KIN 343 - 11.6 Vit B2 Overviews, DRIs and Sources
Overview of Riboflavin (Vitamin B2)
Definition: Riboflavin, or vitamin B2, is a water-soluble vitamin essential for energy metabolism.
Chemical Structure: Contains a ribose-like side chain; flavin refers to the yellow pigment, derived from the Latin term for yellow.
Initial Naming: Originally referred to as vitamin G but is now classified as a member of the B-vitamin group.
Interconversion: Riboflavin exists in multiple forms which can interconvert in the body.
Functions of Riboflavin
Forms of Riboflavin: Includes ribotol and flavin. Key phosphorylated forms include:
Flavin Mononucleotide (FMN): Formed by phosphorylation of riboflavin.
Flavin Adenine Dinucleotide (FAD): Consists of riboflavin, phosphate groups, and AMP; crucial for electron transport.
Role in Metabolism: FAD is instrumental in the transport of electrons from the TCA cycle to the electron transport chain, central to energy production in cells.
Reducing Equivalents: FADH2 provides reducing equivalents necessary for the biosynthesis of cellular components.
Importance in Cellular Processes: B vitamins, including riboflavin, are integral to metabolic pathways and facilitate energy production.
Dietary Reference Intakes (DRIs)
Recommended Daily Intake: Approximately 1 mg for adults from childhood to adulthood; increased demand during pregnancy and lactation due to requirements for infant development and breast milk content.
Upper Limit (UL): No established upper limit; excess riboflavin is efficiently excreted and causes urine to change color due to its pigment properties.

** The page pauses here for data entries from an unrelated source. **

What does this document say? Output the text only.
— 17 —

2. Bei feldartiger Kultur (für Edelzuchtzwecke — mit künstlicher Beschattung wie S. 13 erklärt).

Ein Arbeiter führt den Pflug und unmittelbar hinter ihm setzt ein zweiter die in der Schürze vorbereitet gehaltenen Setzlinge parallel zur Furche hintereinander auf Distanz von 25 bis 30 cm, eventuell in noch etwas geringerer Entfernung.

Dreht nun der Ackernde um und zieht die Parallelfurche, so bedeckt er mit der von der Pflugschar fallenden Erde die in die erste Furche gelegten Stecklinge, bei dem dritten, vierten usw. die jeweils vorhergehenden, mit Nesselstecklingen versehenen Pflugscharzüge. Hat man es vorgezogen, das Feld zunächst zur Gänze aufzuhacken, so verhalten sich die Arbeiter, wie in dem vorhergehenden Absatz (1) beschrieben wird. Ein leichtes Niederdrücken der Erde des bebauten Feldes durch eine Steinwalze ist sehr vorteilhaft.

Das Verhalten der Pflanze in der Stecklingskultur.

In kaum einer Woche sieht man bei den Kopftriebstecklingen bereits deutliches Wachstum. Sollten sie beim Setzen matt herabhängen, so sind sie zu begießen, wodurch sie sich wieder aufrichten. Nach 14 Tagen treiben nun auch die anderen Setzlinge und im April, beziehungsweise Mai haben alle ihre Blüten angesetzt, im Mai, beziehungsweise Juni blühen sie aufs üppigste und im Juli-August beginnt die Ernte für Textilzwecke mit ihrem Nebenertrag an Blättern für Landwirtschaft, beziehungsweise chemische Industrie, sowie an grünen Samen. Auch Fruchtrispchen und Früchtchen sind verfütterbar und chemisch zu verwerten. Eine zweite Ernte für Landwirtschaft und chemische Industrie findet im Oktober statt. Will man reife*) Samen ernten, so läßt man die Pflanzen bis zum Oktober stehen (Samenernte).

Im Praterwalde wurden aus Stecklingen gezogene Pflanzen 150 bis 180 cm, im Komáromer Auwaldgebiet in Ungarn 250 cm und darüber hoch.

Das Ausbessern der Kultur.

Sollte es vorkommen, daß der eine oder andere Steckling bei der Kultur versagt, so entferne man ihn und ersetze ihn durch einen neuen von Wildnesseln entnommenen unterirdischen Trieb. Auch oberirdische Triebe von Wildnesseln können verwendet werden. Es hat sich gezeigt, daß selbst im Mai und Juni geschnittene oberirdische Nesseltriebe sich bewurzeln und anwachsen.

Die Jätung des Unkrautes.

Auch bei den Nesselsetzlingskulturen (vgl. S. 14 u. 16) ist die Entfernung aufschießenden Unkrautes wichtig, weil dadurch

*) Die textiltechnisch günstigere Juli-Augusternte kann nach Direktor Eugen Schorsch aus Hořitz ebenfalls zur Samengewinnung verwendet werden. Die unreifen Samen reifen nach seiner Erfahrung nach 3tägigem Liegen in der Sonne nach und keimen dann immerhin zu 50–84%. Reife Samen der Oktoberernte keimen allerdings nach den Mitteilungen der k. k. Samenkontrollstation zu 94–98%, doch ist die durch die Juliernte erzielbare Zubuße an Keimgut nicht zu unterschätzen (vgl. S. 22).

Food Sources of Riboflavin
Animal Sources: Generally rich sources; omnivores benefit from including meat and dairy in their diets.
Plant Sources: Good sources include whole grains and fortified cereals, while fruits have lower levels of riboflavin.
Vegetables and Legumes: Certain vegetables and legumes are excellent sources of riboflavin and other B vitamins, contributing to a well-rounded nutrient intake.
Processing Impact: Less processed foods tend to have higher concentrations of B vitamins, including riboflavin; e.g., spinach, though known for iron, also contains riboflavin and various micronutrients.